Answer
$P$, $Q$, $R$ are collinear if and only if $\overrightarrow {PQ} \times \overrightarrow {PR} = {\bf{0}}$.
Work Step by Step
Suppose three points $P$, $Q$, $R$ are collinear (lie on a line). Write ${\bf{u}} = \overrightarrow {PQ} $ and ${\bf{v}} = \overrightarrow {PR} $.
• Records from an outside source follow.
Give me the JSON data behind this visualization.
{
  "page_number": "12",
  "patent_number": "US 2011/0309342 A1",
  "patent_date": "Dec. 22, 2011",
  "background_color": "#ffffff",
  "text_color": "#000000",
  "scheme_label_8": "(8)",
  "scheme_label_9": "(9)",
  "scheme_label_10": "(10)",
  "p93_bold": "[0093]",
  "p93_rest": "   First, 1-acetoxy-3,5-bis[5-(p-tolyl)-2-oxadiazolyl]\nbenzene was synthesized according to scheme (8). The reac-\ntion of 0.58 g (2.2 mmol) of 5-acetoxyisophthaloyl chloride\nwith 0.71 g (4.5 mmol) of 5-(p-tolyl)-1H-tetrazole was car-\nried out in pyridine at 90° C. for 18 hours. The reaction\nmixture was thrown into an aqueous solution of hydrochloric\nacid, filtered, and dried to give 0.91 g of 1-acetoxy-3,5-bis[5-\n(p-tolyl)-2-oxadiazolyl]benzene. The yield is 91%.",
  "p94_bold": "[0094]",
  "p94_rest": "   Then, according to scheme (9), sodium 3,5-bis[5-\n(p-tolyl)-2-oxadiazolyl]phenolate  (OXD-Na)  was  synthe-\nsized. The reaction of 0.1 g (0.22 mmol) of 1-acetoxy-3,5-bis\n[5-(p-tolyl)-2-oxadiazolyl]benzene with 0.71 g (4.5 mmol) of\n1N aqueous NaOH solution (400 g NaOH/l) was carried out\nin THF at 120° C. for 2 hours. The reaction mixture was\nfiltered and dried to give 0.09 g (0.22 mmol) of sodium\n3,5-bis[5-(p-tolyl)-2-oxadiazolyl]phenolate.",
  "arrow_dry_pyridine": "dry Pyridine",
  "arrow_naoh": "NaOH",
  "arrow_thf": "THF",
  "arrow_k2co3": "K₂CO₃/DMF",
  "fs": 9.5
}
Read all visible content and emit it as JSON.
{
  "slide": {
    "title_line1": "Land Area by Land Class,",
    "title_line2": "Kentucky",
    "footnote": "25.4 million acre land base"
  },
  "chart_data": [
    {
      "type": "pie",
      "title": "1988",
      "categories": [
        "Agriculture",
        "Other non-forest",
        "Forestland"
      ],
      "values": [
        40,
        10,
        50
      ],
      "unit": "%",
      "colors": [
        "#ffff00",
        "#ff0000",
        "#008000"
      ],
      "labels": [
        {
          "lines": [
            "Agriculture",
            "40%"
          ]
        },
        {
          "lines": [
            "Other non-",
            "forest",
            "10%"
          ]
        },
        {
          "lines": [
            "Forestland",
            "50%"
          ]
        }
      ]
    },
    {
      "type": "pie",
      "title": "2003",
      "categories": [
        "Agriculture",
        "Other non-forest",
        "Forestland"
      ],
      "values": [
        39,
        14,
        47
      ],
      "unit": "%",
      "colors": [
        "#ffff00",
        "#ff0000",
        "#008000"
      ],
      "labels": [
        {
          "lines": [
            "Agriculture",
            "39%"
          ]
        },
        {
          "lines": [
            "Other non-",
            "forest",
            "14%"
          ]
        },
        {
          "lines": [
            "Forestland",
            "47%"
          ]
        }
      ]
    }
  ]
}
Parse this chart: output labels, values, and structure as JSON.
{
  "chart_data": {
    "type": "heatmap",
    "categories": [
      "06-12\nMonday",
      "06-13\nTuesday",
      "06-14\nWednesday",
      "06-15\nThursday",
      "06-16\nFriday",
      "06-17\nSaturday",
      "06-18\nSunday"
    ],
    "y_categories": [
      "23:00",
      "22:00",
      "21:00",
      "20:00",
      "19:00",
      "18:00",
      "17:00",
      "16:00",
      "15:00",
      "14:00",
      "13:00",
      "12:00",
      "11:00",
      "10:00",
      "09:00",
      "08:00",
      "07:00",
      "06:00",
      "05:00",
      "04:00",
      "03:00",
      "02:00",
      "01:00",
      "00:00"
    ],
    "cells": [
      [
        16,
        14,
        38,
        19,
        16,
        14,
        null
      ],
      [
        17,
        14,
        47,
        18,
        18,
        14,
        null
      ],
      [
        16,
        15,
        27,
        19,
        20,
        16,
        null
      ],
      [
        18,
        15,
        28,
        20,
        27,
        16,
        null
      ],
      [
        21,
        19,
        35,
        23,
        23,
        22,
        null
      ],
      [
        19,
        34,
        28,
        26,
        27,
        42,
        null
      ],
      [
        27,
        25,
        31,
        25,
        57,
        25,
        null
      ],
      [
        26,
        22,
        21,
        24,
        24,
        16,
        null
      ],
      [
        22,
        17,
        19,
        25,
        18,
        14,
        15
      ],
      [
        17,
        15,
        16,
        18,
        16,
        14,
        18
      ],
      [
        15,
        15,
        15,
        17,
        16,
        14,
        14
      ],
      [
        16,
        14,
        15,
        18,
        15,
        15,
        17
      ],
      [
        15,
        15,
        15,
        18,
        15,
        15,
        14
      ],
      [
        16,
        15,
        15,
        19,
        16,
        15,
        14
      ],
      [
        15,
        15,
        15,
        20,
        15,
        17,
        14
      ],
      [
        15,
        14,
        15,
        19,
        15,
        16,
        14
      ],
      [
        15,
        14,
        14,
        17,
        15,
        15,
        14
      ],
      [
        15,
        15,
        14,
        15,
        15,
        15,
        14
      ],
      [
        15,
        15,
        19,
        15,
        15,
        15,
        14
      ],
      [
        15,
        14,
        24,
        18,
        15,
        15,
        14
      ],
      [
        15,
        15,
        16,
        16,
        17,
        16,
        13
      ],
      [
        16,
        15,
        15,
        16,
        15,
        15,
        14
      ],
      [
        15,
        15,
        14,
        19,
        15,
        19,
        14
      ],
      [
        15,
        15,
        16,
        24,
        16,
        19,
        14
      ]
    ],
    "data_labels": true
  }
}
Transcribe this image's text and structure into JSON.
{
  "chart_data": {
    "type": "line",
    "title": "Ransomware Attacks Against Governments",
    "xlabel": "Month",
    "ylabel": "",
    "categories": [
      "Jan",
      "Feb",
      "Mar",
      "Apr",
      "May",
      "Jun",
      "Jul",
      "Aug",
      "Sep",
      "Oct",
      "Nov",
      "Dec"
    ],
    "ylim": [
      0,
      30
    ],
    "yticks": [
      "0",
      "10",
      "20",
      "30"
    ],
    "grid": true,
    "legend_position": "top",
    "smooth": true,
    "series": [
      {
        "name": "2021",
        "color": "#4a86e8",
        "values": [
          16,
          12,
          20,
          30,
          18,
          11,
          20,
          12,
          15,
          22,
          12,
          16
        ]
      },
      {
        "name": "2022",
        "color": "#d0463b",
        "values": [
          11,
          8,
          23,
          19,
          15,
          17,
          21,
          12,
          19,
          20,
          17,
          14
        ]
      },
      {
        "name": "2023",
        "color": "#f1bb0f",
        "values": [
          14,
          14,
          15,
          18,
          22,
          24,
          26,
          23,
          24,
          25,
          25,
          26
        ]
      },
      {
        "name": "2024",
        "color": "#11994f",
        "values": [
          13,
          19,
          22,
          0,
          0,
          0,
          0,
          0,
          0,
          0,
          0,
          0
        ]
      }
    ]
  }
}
Since $P$, $Q$, $R$ are collinear, $\overrightarrow {PQ} $ is parallel to $\overrightarrow {PR} $. Thus, there exist a scalar $\lambda$ such that ${\bf{v}} = \lambda {\bf{u}}$. So, $\overrightarrow {PQ} \times \overrightarrow {PR} = {\bf{u}} \times {\bf{v}} = {\bf{u}} \times \left( {\lambda {\bf{u}}} \right) = \lambda \left( {{\bf{u}} \times {\bf{u}}} \right)$. But ${\bf{u}} \times {\bf{u}} = {\bf{0}}$. Therefore, $\overrightarrow {PQ} \times \overrightarrow {PR} = {\bf{0}}$.
Conversely, if $\overrightarrow {PQ} \times \overrightarrow {PR} = {\bf{0}}$. This implies that $\overrightarrow {PQ} $ is parallel to $\overrightarrow {PR} $. Since $P$ is the common point, $P$, $Q$, $R$ must line on the same line. That is, $P$, $Q$, $R$ are collinear.
Hence, three points $P$, $Q$, $R$ are collinear if and only if $\overrightarrow {PQ} \times \overrightarrow {PR} = {\bf{0}}$.